O relator Alves, cuja família é dona de um grupo de comunicação no Rio Grande do Norte, ainda não se decidiu pela questão. ""A princípio, julgo forte o argumento de que o direito a voto fortalece o interesse do capital estrangeiro em vir para o Brasil", diz.
Rádios e tevês deverão ter regras diferentes das de jornais e revistas. O relator alega que fará a diferenciação porque as rádios e tevês são concessões do poder público.
O limite de participação de capital externo no setor de tele e radiodifusão deve ser de 25%. Apenas empresas de sociedade comercial, nacionais e estrangeiras, poderão ser proprietárias. Se admitir pessoas jurídicas, o relator abre a brecha para entidades sem fins lucrativos (leia-se: lobby evangélico).

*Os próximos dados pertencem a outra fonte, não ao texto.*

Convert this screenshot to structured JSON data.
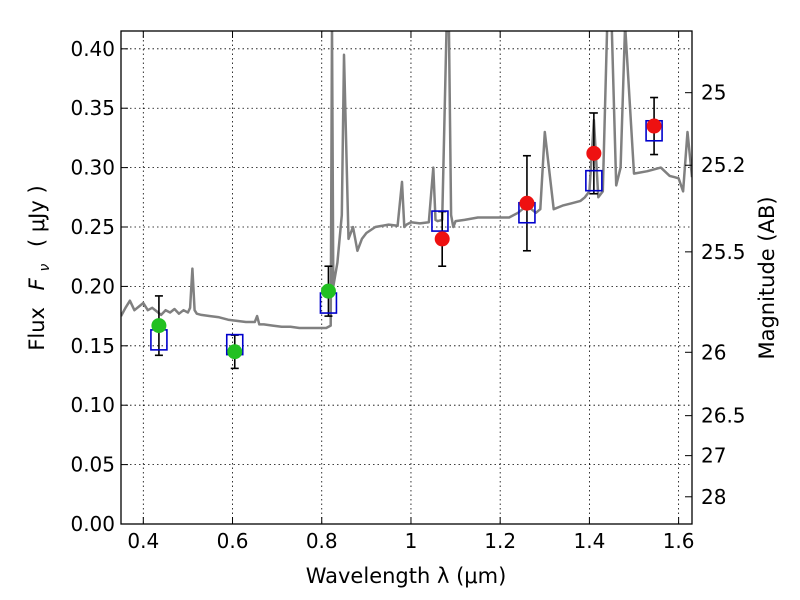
{
  "chart_data": {
    "type": "scatter",
    "xlabel": "Wavelength  λ (μm)",
    "ylabel_text": "Flux",
    "ylabel_symbol": "F",
    "ylabel_subscript": "ν",
    "ylabel_unit": "( μJy )",
    "y2label": "Magnitude (AB)",
    "xlim": [
      0.35,
      1.63
    ],
    "ylim": [
      0.0,
      0.415
    ],
    "grid": true,
    "x_ticks": [
      0.4,
      0.6,
      0.8,
      1.0,
      1.2,
      1.4,
      1.6
    ],
    "x_tick_labels": [
      "0.4",
      "0.6",
      "0.8",
      "1",
      "1.2",
      "1.4",
      "1.6"
    ],
    "y_ticks": [
      0.0,
      0.05,
      0.1,
      0.15,
      0.2,
      0.25,
      0.3,
      0.35,
      0.4
    ],
    "y_tick_labels": [
      "0.00",
      "0.05",
      "0.10",
      "0.15",
      "0.20",
      "0.25",
      "0.30",
      "0.35",
      "0.40"
    ],
    "mag_ticks": [
      {
        "label": "25",
        "mag": 25.0
      },
      {
        "label": "25.2",
        "mag": 25.2
      },
      {
        "label": "25.5",
        "mag": 25.5
      },
      {
        "label": "26",
        "mag": 26.0
      },
      {
        "label": "26.5",
        "mag": 26.5
      },
      {
        "label": "27",
        "mag": 27.0
      },
      {
        "label": "28",
        "mag": 28.0
      }
    ],
    "mag_zero_point": 23.9,
    "colors": {
      "spectrum": "#808080",
      "model_box": "#0000cc",
      "green_points": "#22c022",
      "red_points": "#ee1111",
      "error_bar": "#000000",
      "grid": "#000000"
    },
    "series": [
      {
        "name": "model-spectrum",
        "kind": "line",
        "x": [
          0.35,
          0.36,
          0.37,
          0.38,
          0.39,
          0.4,
          0.41,
          0.42,
          0.43,
          0.44,
          0.45,
          0.46,
          0.47,
          0.48,
          0.49,
          0.5,
          0.505,
          0.51,
          0.515,
          0.52,
          0.53,
          0.55,
          0.57,
          0.59,
          0.61,
          0.63,
          0.65,
          0.655,
          0.66,
          0.67,
          0.69,
          0.71,
          0.73,
          0.75,
          0.77,
          0.79,
          0.81,
          0.82,
          0.823,
          0.826,
          0.835,
          0.84,
          0.845,
          0.85,
          0.86,
          0.87,
          0.88,
          0.89,
          0.9,
          0.92,
          0.95,
          0.97,
          0.98,
          0.985,
          0.99,
          1.0,
          1.02,
          1.04,
          1.05,
          1.055,
          1.06,
          1.07,
          1.08,
          1.085,
          1.09,
          1.095,
          1.1,
          1.12,
          1.15,
          1.18,
          1.2,
          1.22,
          1.24,
          1.25,
          1.26,
          1.27,
          1.28,
          1.29,
          1.3,
          1.32,
          1.34,
          1.36,
          1.38,
          1.39,
          1.4,
          1.41,
          1.42,
          1.43,
          1.44,
          1.45,
          1.46,
          1.47,
          1.48,
          1.5,
          1.53,
          1.56,
          1.58,
          1.59,
          1.6,
          1.61,
          1.62,
          1.63
        ],
        "y": [
          0.175,
          0.182,
          0.188,
          0.18,
          0.183,
          0.186,
          0.18,
          0.182,
          0.179,
          0.176,
          0.18,
          0.178,
          0.181,
          0.177,
          0.18,
          0.178,
          0.182,
          0.215,
          0.18,
          0.177,
          0.176,
          0.175,
          0.174,
          0.172,
          0.171,
          0.17,
          0.17,
          0.175,
          0.168,
          0.168,
          0.167,
          0.166,
          0.166,
          0.165,
          0.165,
          0.165,
          0.165,
          0.167,
          0.42,
          0.2,
          0.22,
          0.24,
          0.26,
          0.395,
          0.24,
          0.25,
          0.23,
          0.24,
          0.245,
          0.25,
          0.252,
          0.251,
          0.288,
          0.25,
          0.252,
          0.254,
          0.253,
          0.254,
          0.3,
          0.256,
          0.255,
          0.256,
          0.42,
          0.42,
          0.26,
          0.25,
          0.255,
          0.256,
          0.258,
          0.258,
          0.258,
          0.258,
          0.262,
          0.265,
          0.275,
          0.265,
          0.262,
          0.265,
          0.33,
          0.265,
          0.268,
          0.27,
          0.272,
          0.275,
          0.28,
          0.34,
          0.275,
          0.28,
          0.42,
          0.42,
          0.285,
          0.3,
          0.42,
          0.295,
          0.297,
          0.3,
          0.293,
          0.292,
          0.291,
          0.28,
          0.33,
          0.292
        ]
      },
      {
        "name": "model-photometry",
        "kind": "box",
        "x": [
          0.435,
          0.605,
          0.815,
          1.065,
          1.26,
          1.41,
          1.545
        ],
        "y": [
          0.155,
          0.151,
          0.186,
          0.255,
          0.262,
          0.289,
          0.331
        ]
      },
      {
        "name": "observed-green",
        "kind": "point",
        "x": [
          0.435,
          0.605,
          0.815
        ],
        "y": [
          0.167,
          0.145,
          0.196
        ],
        "yerr": [
          0.025,
          0.014,
          0.021
        ]
      },
      {
        "name": "observed-red",
        "kind": "point",
        "x": [
          1.07,
          1.26,
          1.41,
          1.545
        ],
        "y": [
          0.24,
          0.27,
          0.312,
          0.335
        ],
        "yerr": [
          0.023,
          0.04,
          0.034,
          0.024
        ]
      }
    ]
  }
}
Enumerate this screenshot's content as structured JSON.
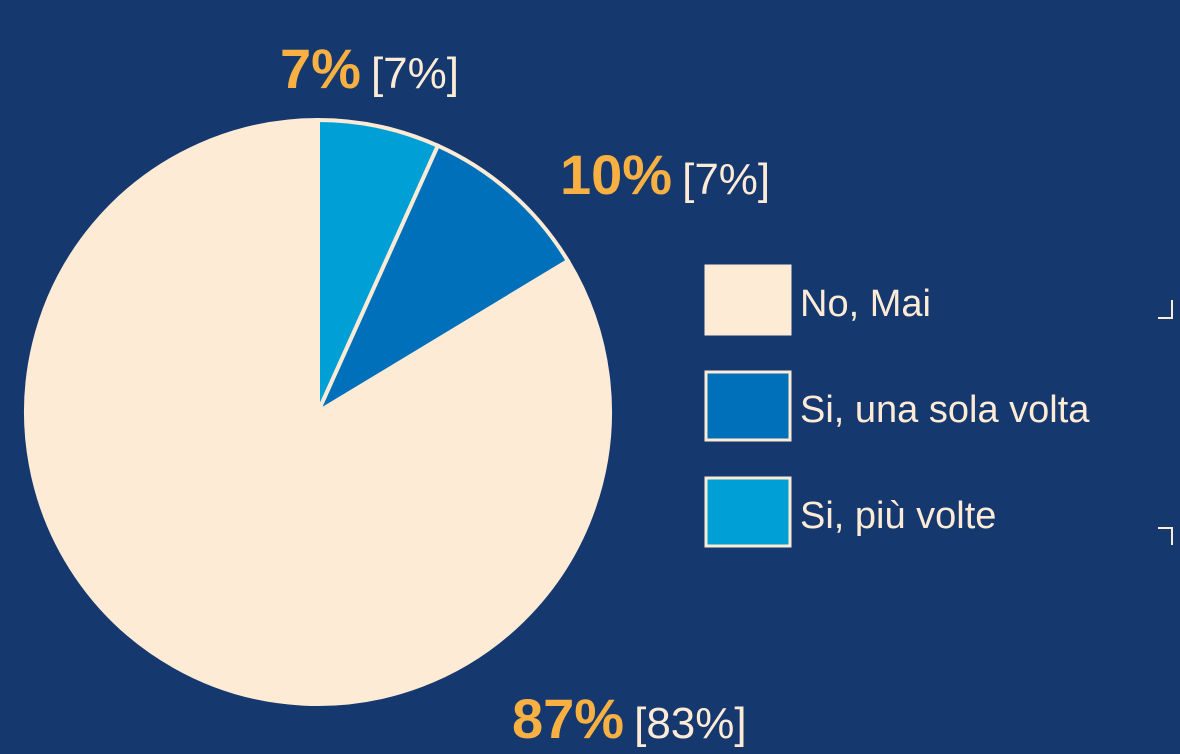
{
  "chart_data": {
    "type": "pie",
    "categories": [
      "No, Mai",
      "Si, una sola volta",
      "Si, più volte"
    ],
    "values": [
      87,
      10,
      7
    ],
    "value_labels": [
      "87%",
      "10%",
      "7%"
    ],
    "previous_values": [
      83,
      7,
      7
    ],
    "previous_value_labels": [
      "[83%]",
      "[7%]",
      "[7%]"
    ],
    "colors": [
      "#fdebd6",
      "#0070bb",
      "#00a0d6"
    ],
    "legend": "right"
  }
}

Na mídia impressa, o sócio estrangeiro poderá ter até 49% do capital. A participação será aberta a qualquer empresa jurídica, nacional ou estrangeira.
O relatório exigirá reciprocidade dos outros países. Ou seja: grupos estrangeiros terão participação no mesmo percentual que exigem em seus países, desde que não sejam ultrapassados os limites da legislação brasileira.
A proposta precisa ser aprovada por 16 dos 31 votos da comissão especial da Câmara. Como é emenda constitucional, necessita ser votada em dois turnos na Câmara, com quórum mínimo de três quintos.
Depois, a emenda segue para o Senado, onde se submete ao mesmo trâmite. O interesse dos grupos nacionais e estrangeiros deve fazer com que a votação seja concluída ainda neste semestre.